March 13, 2010 / erstellt am:  March 13, 2010
Kurzgeschichte

Das Papierflugzeug

Auf meinem persönlichen Anerkennungsranking war mein Deutschlehrer etwa im Mittelfeld. Ich mochte ihn nicht besonders, was jedoch eher an meiner Pubertät als an ihm selber lag. Meine Pubertät äusserte sich vor allem mit Rebellion. Gegen alle und alles. Ich wollte Grenzen austesten, Grenzen überschreiten und Grenzen zu Fall bringen. Vor allem im Schulunterricht war mir dazu jede Gelegenheit Recht. Der Leidtragende war unter anderen Herrn Kutscher, mein Deutschlehrer.

Er war kein schlechter Lehrer. Er hatte zwar viel Mühe, gab sich aber auch viel Mühe mit uns Pubertierenden. Sein Handicap war, dass sich beim Sprechen, vor allem wenn er viel sprechen musste, was öfters vor kam, an seinen Mundwinkeln sein Speichel sichtbar ansammelte. Wir fanden das natürlich unglaublich lustig und kicherten mehr oder weniger heimlich, wenn es wieder einmal so weit war. Wenn es um Literatur ging, war sein Unterricht zeitweise richtig spannend. Auch wenn er jeweils zu schäumen begann, wie wir es nannten, konnte er unsere Aufmerksamkeit beim Erzählen von Geschichten auf sich lenken. Bei Grammatik jedoch, fanden wir ihn langweilig und begannen herumzublödeln. Heute weiss ich, dass Autorität nichts mit der Körpergrösse zu tun hat. Er war jedoch keine besonders autoritäre Persönlichkeit, was wir uns damals mit seiner geringen Körpergrösse erklärten. Auch in Sachen Souveränität war er nicht gerade Weltmeister. Er konnte sich einfach nicht durchsetzen. Jedoch einmal, erinnere ich mich, sorgte er für Gesprächsstoff in den Pausen und versetzte uns alle in Erstaunen.

Während einer Deutschstunde, als es um das Versmass von alten Gedichten ging, fanden wir es lustiger uns gegenseitig geheime Botschaften zukommen zu lassen, als am Unterricht teil zunehmen. Am besten funktionierte dies mit Papierflugzeugen. Um dem Unterrichtsthema treu zu bleiben, verfassten wir unsere Botschaften auch in Gedichtform. Nachträglich betrachtet eigentlich eine aussergewöhnliche Leistung. Wenn Schüler und Schülerinnen schon selbstständig beginnen Gedichte zu reimen, sollte man dies honorieren. Die sonst eher etwas braveren Mädchen waren übrigens genauso beteiligt. Herr Kutscher fand jedoch keinen Gefallen daran. Zuerst ignorierte er ja noch unser Treiben. Als wir es jedoch immer bunter trieben, schritt er ein. Beziehungsweise kam er gar nicht drum herum als zu reagieren, weil ausgerechnet ein Papierflugzeug mit einer besonders brisanten Botschaft, direkt auf ihn zu steuerte. Beinahe elegant erfasste er es im Fluge mit seiner Hand bevor es mit seinem Kopf kollidiert wäre. «Von wem kommt das?» war seine rhetorische aber bestimmte Frage auf die natürlich niemand antwortete. Unser betretenes Schweigen vermischte sich mit der plötzlichen Angst, dass er die geheime Botschaft im Papierflugzeug lesen könnte, was er dann auch tat. Es war mausmäuschenstill im Klassenzimmer. Ich als Verfasser der Botschaft, begann leicht zu schwitzen. Als er seinen Blick wieder hob und in die Klasse schaute sagte er nur: «Schwanzlutscher schreibt man ohne tz.»

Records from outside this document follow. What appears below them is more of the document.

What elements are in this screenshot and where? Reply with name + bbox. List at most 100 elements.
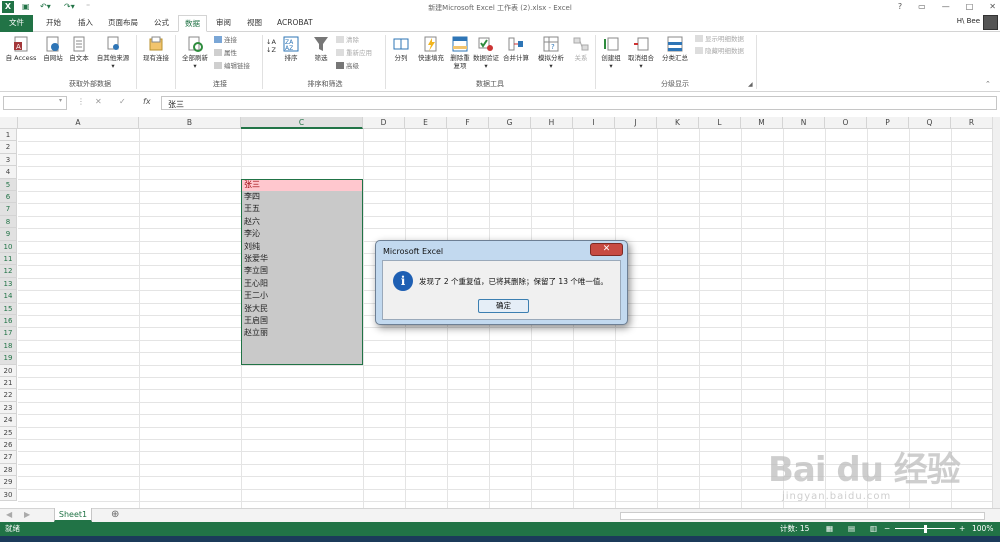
row-header-11[interactable]: 11 <box>0 253 17 266</box>
row-header-13[interactable]: 13 <box>0 277 17 291</box>
column-header-l[interactable]: L <box>699 117 741 129</box>
tab-page-layout[interactable]: 页面布局 <box>102 15 144 32</box>
filter-button[interactable]: 筛选 <box>309 36 333 62</box>
row-header-12[interactable]: 12 <box>0 265 17 278</box>
tab-file[interactable]: 文件 <box>0 15 33 32</box>
consolidate-button[interactable]: 合并计算 <box>500 36 532 62</box>
column-header-p[interactable]: P <box>867 117 909 129</box>
tab-home[interactable]: 开始 <box>40 15 67 32</box>
remove-duplicates-button[interactable]: 删除重复项 <box>448 36 472 70</box>
row-header-7[interactable]: 7 <box>0 203 17 216</box>
insert-function-icon[interactable]: fx <box>143 97 151 106</box>
column-header-f[interactable]: F <box>447 117 489 129</box>
row-header-8[interactable]: 8 <box>0 215 17 229</box>
name-box[interactable] <box>3 96 67 110</box>
row-header-16[interactable]: 16 <box>0 315 17 328</box>
row-header-6[interactable]: 6 <box>0 191 17 204</box>
row-header-24[interactable]: 24 <box>0 414 17 427</box>
sheet-tab-sheet1[interactable]: Sheet1 <box>54 508 92 522</box>
cell-c5[interactable]: 张三 <box>241 179 363 191</box>
prev-sheet-icon[interactable]: ◀ <box>6 510 12 519</box>
hide-detail-button[interactable]: 隐藏明细数据 <box>695 47 744 56</box>
close-icon[interactable]: ✕ <box>989 2 996 11</box>
row-header-29[interactable]: 29 <box>0 476 17 489</box>
group-button[interactable]: 创建组 ▾ <box>598 36 624 70</box>
sort-az-icon[interactable]: ↓A ↓Z <box>265 38 277 54</box>
clear-filter-button[interactable]: 清除 <box>336 36 359 45</box>
zoom-out-icon[interactable]: − <box>884 522 890 536</box>
column-header-n[interactable]: N <box>783 117 825 129</box>
flash-fill-button[interactable]: 快速填充 <box>414 36 448 62</box>
existing-connections-button[interactable]: 现有连接 <box>139 36 173 62</box>
cell-c8[interactable]: 赵六 <box>241 216 363 228</box>
normal-view-icon[interactable]: ▦ <box>826 522 833 536</box>
data-validation-button[interactable]: 数据验证 ▾ <box>472 36 500 70</box>
row-header-30[interactable]: 30 <box>0 488 17 501</box>
row-header-1[interactable]: 1 <box>0 129 17 142</box>
column-header-g[interactable]: G <box>489 117 531 129</box>
column-header-o[interactable]: O <box>825 117 867 129</box>
help-icon[interactable]: ? <box>898 2 902 11</box>
row-header-10[interactable]: 10 <box>0 240 17 253</box>
column-header-j[interactable]: J <box>615 117 657 129</box>
edit-links-button[interactable]: 编辑链接 <box>214 62 250 71</box>
row-header-27[interactable]: 27 <box>0 451 17 464</box>
minimize-icon[interactable]: — <box>942 2 950 11</box>
row-header-28[interactable]: 28 <box>0 463 17 477</box>
row-header-15[interactable]: 15 <box>0 302 17 315</box>
row-header-20[interactable]: 20 <box>0 364 17 377</box>
dialog-close-button[interactable]: ✕ <box>590 243 623 256</box>
zoom-slider-thumb[interactable] <box>924 525 927 533</box>
row-header-5[interactable]: 5 <box>0 178 17 191</box>
tab-formulas[interactable]: 公式 <box>148 15 175 32</box>
next-sheet-icon[interactable]: ▶ <box>24 510 30 519</box>
cancel-edit-icon[interactable]: ✕ <box>95 97 102 106</box>
avatar[interactable] <box>983 15 998 30</box>
column-header-r[interactable]: R <box>951 117 992 129</box>
column-header-m[interactable]: M <box>741 117 783 129</box>
row-header-3[interactable]: 3 <box>0 153 17 167</box>
cell-c9[interactable]: 李沁 <box>241 228 363 240</box>
row-header-18[interactable]: 18 <box>0 339 17 353</box>
cell-c6[interactable]: 李四 <box>241 191 363 203</box>
dialog-launcher-icon[interactable]: ◢ <box>748 80 753 89</box>
tab-review[interactable]: 审阅 <box>210 15 237 32</box>
from-web-button[interactable]: 自网站 <box>40 36 66 62</box>
subtotal-button[interactable]: 分类汇总 <box>658 36 692 62</box>
column-header-e[interactable]: E <box>405 117 447 129</box>
row-header-17[interactable]: 17 <box>0 327 17 340</box>
cell-c11[interactable]: 张爱华 <box>241 253 363 265</box>
relationships-button[interactable]: 关系 <box>570 36 592 62</box>
zoom-level[interactable]: 100% <box>972 522 993 536</box>
tab-insert[interactable]: 插入 <box>72 15 99 32</box>
column-header-h[interactable]: H <box>531 117 573 129</box>
refresh-all-button[interactable]: 全部刷新 ▾ <box>177 36 213 70</box>
what-if-analysis-button[interactable]: ? 模拟分析 ▾ <box>533 36 569 70</box>
row-header-9[interactable]: 9 <box>0 228 17 241</box>
row-header-23[interactable]: 23 <box>0 401 17 415</box>
vertical-scrollbar[interactable] <box>992 117 1000 508</box>
cell-c13[interactable]: 王心阳 <box>241 278 363 290</box>
zoom-in-icon[interactable]: + <box>959 522 965 536</box>
ribbon-display-icon[interactable]: ▭ <box>918 2 926 11</box>
row-header-21[interactable]: 21 <box>0 377 17 390</box>
enter-edit-icon[interactable]: ✓ <box>119 97 126 106</box>
advanced-filter-button[interactable]: 高级 <box>336 62 359 71</box>
column-header-k[interactable]: K <box>657 117 699 129</box>
column-header-b[interactable]: B <box>139 117 241 129</box>
ok-button[interactable]: 确定 <box>478 299 529 313</box>
row-header-14[interactable]: 14 <box>0 290 17 303</box>
maximize-icon[interactable]: □ <box>966 2 974 11</box>
tab-acrobat[interactable]: ACROBAT <box>271 15 319 32</box>
row-header-22[interactable]: 22 <box>0 389 17 402</box>
column-header-i[interactable]: I <box>573 117 615 129</box>
horizontal-scrollbar[interactable] <box>620 512 985 520</box>
cell-c7[interactable]: 王五 <box>241 203 363 215</box>
row-header-4[interactable]: 4 <box>0 166 17 179</box>
page-layout-view-icon[interactable]: ▤ <box>848 522 855 536</box>
tab-data[interactable]: 数据 <box>178 15 207 32</box>
formula-input[interactable]: 张三 <box>161 96 997 110</box>
column-header-c[interactable]: C <box>241 117 363 129</box>
row-header-25[interactable]: 25 <box>0 426 17 439</box>
cell-c12[interactable]: 李立国 <box>241 265 363 277</box>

Ich war so was von baff. Nicht nur, dass Herr Kutscher dieses Wort in den Mund genommen hat, pardon, ich meine ausgesprochen hat, sondern dass er mich dabei angeschaut hatte. Obwohl ich am liebsten im Erdboden versunken wäre, war mein Deutschlehrer seither bei mir im Anerkennungsranking um einiges gestiegen.